Pope Francis' audience with the Humanitarian Corridors
Daniela Pompei - Community of Sant'Egidio
There are many of us today - mingled between those who have been welcomed and those who have opened their homes and hearts, in this embrace that are the humanitarian corridors. They were born out of the painful memory of deaths at sea, they were born out of weeping and prayer. Prayer and pain have helped us not to accept resignation, indeed to reflect, to struggle and build a path alternative to the barges. Prayer and pain have pushed us, forced us almost, to that creativity of love you Holy Father spoke of so many times.
Since 2016, 6080 lives have been saved, arrived in Europe legally, mostly in Italy, but also in France, Belgium and a limited number in the principality of Andorra and San Marino.
A small light in front of the wall of impossibility and the idea that you cannot do anything. Yet this is true for those who have arrived safely, but I am also thinking of the many asylum seekers who contact us from war-torn countries or refugee camps. The Humanitarian Corridors represent hope for them too: an alternative route is possible to the desperate sea voyages. There is a way when you only see walls.
Holy Father, today we can see the future here: a mixed people, of different peoples but building a fraternal and happy future. Fratelli tutti!
Opening a way was the beginning, then the daily challenge is to live together. How many children have been born in these years! How many weddings and furnished houses, reunions, graduation parties. So much life is born again even in the small depopulated municipalities. Problems too of course, but so much life!
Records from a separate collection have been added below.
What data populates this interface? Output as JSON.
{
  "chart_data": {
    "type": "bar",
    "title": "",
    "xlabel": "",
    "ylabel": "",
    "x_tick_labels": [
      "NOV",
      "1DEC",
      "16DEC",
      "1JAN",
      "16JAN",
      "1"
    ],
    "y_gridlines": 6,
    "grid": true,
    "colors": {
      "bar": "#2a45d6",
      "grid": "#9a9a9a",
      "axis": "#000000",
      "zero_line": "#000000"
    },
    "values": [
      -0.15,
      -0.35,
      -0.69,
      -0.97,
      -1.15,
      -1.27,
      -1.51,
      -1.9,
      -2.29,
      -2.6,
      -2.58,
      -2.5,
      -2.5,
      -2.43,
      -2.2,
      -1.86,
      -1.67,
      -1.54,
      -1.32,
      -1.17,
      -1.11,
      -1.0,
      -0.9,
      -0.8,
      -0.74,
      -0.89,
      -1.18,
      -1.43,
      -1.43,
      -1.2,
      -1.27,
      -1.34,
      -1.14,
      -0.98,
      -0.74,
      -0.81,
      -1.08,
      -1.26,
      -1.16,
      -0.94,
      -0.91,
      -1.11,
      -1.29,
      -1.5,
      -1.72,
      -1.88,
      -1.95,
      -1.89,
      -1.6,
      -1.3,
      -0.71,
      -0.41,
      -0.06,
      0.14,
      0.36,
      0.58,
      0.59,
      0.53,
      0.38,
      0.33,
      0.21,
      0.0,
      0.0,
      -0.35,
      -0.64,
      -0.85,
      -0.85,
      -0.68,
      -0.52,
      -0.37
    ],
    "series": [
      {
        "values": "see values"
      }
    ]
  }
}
Welcoming people has triggered a movement of integration and peace. Many here could tell their story. Parishes, associations, municipalities, religious congregations, families, so many people who have felt the responsibility to welcome. And those who were welcomed yesterday are today in the front line to welcome those who arrive.
'Together' is a crucial word in the humanitarian corridors. Welcoming cannot be done alone. It is necessary to be 'together' to welcome. We felt more community: this was an unexpected gift of welcoming. You welcome a family fleeing war and, as you take in those seeking shelter, you discover a community of people who help each other, struggle and hope with you.
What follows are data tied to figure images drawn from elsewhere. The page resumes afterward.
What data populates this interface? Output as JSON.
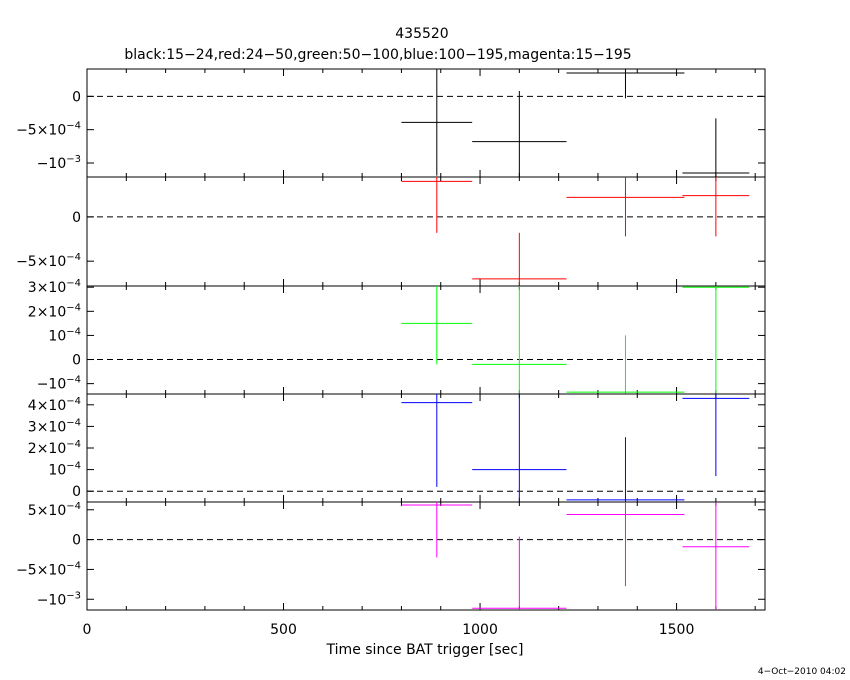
{
  "chart_data": {
    "type": "scatter",
    "title": "435520",
    "subtitle": "black:15−24,red:24−50,green:50−100,blue:100−195,magenta:15−195",
    "xlabel": "Time since BAT trigger [sec]",
    "ylabel": "",
    "xlim": [
      0,
      1725
    ],
    "x_ticks": [
      "0",
      "500",
      "1000",
      "1500"
    ],
    "grid": false,
    "timestamp": "4−Oct−2010 04:02",
    "panels": [
      {
        "name": "black:15−24",
        "color": "#000000",
        "ylim": [
          -0.00121,
          0.00041
        ],
        "y_ticks": [
          {
            "value": 0,
            "base": "0",
            "exp": ""
          },
          {
            "value": -0.0005,
            "base": "−5×10",
            "exp": "−4"
          },
          {
            "value": -0.001,
            "base": "−10",
            "exp": "−3"
          }
        ],
        "points": [
          {
            "x": 890,
            "xerr": 90,
            "y": -0.00039,
            "yerr": 0.0008
          },
          {
            "x": 1100,
            "xerr": 120,
            "y": -0.00068,
            "yerr": 0.00076
          },
          {
            "x": 1370,
            "xerr": 150,
            "y": 0.00035,
            "yerr": 0.00038
          },
          {
            "x": 1600,
            "xerr": 85,
            "y": -0.00115,
            "yerr": 0.00082
          }
        ]
      },
      {
        "name": "red:24−50",
        "color": "#ff0000",
        "ylim": [
          -0.00078,
          0.00045
        ],
        "y_ticks": [
          {
            "value": 0,
            "base": "0",
            "exp": ""
          },
          {
            "value": -0.0005,
            "base": "−5×10",
            "exp": "−4"
          }
        ],
        "points": [
          {
            "x": 890,
            "xerr": 90,
            "y": 0.0004,
            "yerr": 0.00058
          },
          {
            "x": 1100,
            "xerr": 120,
            "y": -0.0007,
            "yerr": 0.00052
          },
          {
            "x": 1370,
            "xerr": 150,
            "y": 0.00022,
            "yerr": 0.00044
          },
          {
            "x": 1600,
            "xerr": 85,
            "y": 0.00024,
            "yerr": 0.00046
          }
        ]
      },
      {
        "name": "green:50−100",
        "color": "#00ff00",
        "ylim": [
          -0.000143,
          0.000305
        ],
        "y_ticks": [
          {
            "value": 0.0003,
            "base": "3×10",
            "exp": "−4"
          },
          {
            "value": 0.0002,
            "base": "2×10",
            "exp": "−4"
          },
          {
            "value": 0.0001,
            "base": "10",
            "exp": "−4"
          },
          {
            "value": 0,
            "base": "0",
            "exp": ""
          },
          {
            "value": -0.0001,
            "base": "−10",
            "exp": "−4"
          }
        ],
        "points": [
          {
            "x": 890,
            "xerr": 90,
            "y": 0.00015,
            "yerr": 0.00017
          },
          {
            "x": 1100,
            "xerr": 120,
            "y": -2e-05,
            "yerr": 0.00033
          },
          {
            "x": 1370,
            "xerr": 150,
            "y": -0.000135,
            "yerr": 0.000235
          },
          {
            "x": 1600,
            "xerr": 85,
            "y": 0.0003,
            "yerr": 0.00044
          }
        ]
      },
      {
        "name": "blue:100−195",
        "color": "#0000ff",
        "ylim": [
          -5e-05,
          0.00045
        ],
        "y_ticks": [
          {
            "value": 0.0004,
            "base": "4×10",
            "exp": "−4"
          },
          {
            "value": 0.0003,
            "base": "3×10",
            "exp": "−4"
          },
          {
            "value": 0.0002,
            "base": "2×10",
            "exp": "−4"
          },
          {
            "value": 0.0001,
            "base": "10",
            "exp": "−4"
          },
          {
            "value": 0,
            "base": "0",
            "exp": ""
          }
        ],
        "points": [
          {
            "x": 890,
            "xerr": 90,
            "y": 0.00041,
            "yerr": 0.00039
          },
          {
            "x": 1100,
            "xerr": 120,
            "y": 0.0001,
            "yerr": 0.00036
          },
          {
            "x": 1370,
            "xerr": 150,
            "y": -4e-05,
            "yerr": 0.00029
          },
          {
            "x": 1600,
            "xerr": 85,
            "y": 0.00043,
            "yerr": 0.00036
          }
        ]
      },
      {
        "name": "magenta:15−195",
        "color": "#ff00ff",
        "ylim": [
          -0.00118,
          0.00063
        ],
        "y_ticks": [
          {
            "value": 0.0005,
            "base": "5×10",
            "exp": "−4"
          },
          {
            "value": 0,
            "base": "0",
            "exp": ""
          },
          {
            "value": -0.0005,
            "base": "−5×10",
            "exp": "−4"
          },
          {
            "value": -0.001,
            "base": "−10",
            "exp": "−3"
          }
        ],
        "points": [
          {
            "x": 890,
            "xerr": 90,
            "y": 0.00058,
            "yerr": 0.00088
          },
          {
            "x": 1100,
            "xerr": 120,
            "y": -0.00115,
            "yerr": 0.0012
          },
          {
            "x": 1370,
            "xerr": 150,
            "y": 0.00042,
            "yerr": 0.0012
          },
          {
            "x": 1600,
            "xerr": 85,
            "y": -0.00012,
            "yerr": 0.0011
          }
        ]
      }
    ]
  }
}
Lebanon, Ethiopia, Libya, Pakistan, Iran, Niger, Greece and Cyprus, and in a different way Ukraine, are the outposts of the eight humanitarian corridors where the safe route to Europe begins. Afghans, Syrians, Eritreans, Congolese, Nigerians, Cameroonians, Sudanese, Somalis, Yemenis, Iraqis, Palestinians, Guineans, Togolese and most recently the Ukrainians, mostly women and children, have arrived.
We know each other now, yet this story of love and friendship began earlier. It was born when we went searching in the hell of refugee camps for people we did not know but already felt were our brothers and sisters. Need is great, so many, too many, continue to die. Continue to support us Holy Father, bless us, may we never become deaf to the cry that rises from so many places of pain. We feel the responsibility and the urgency, we must do more and we must hurry.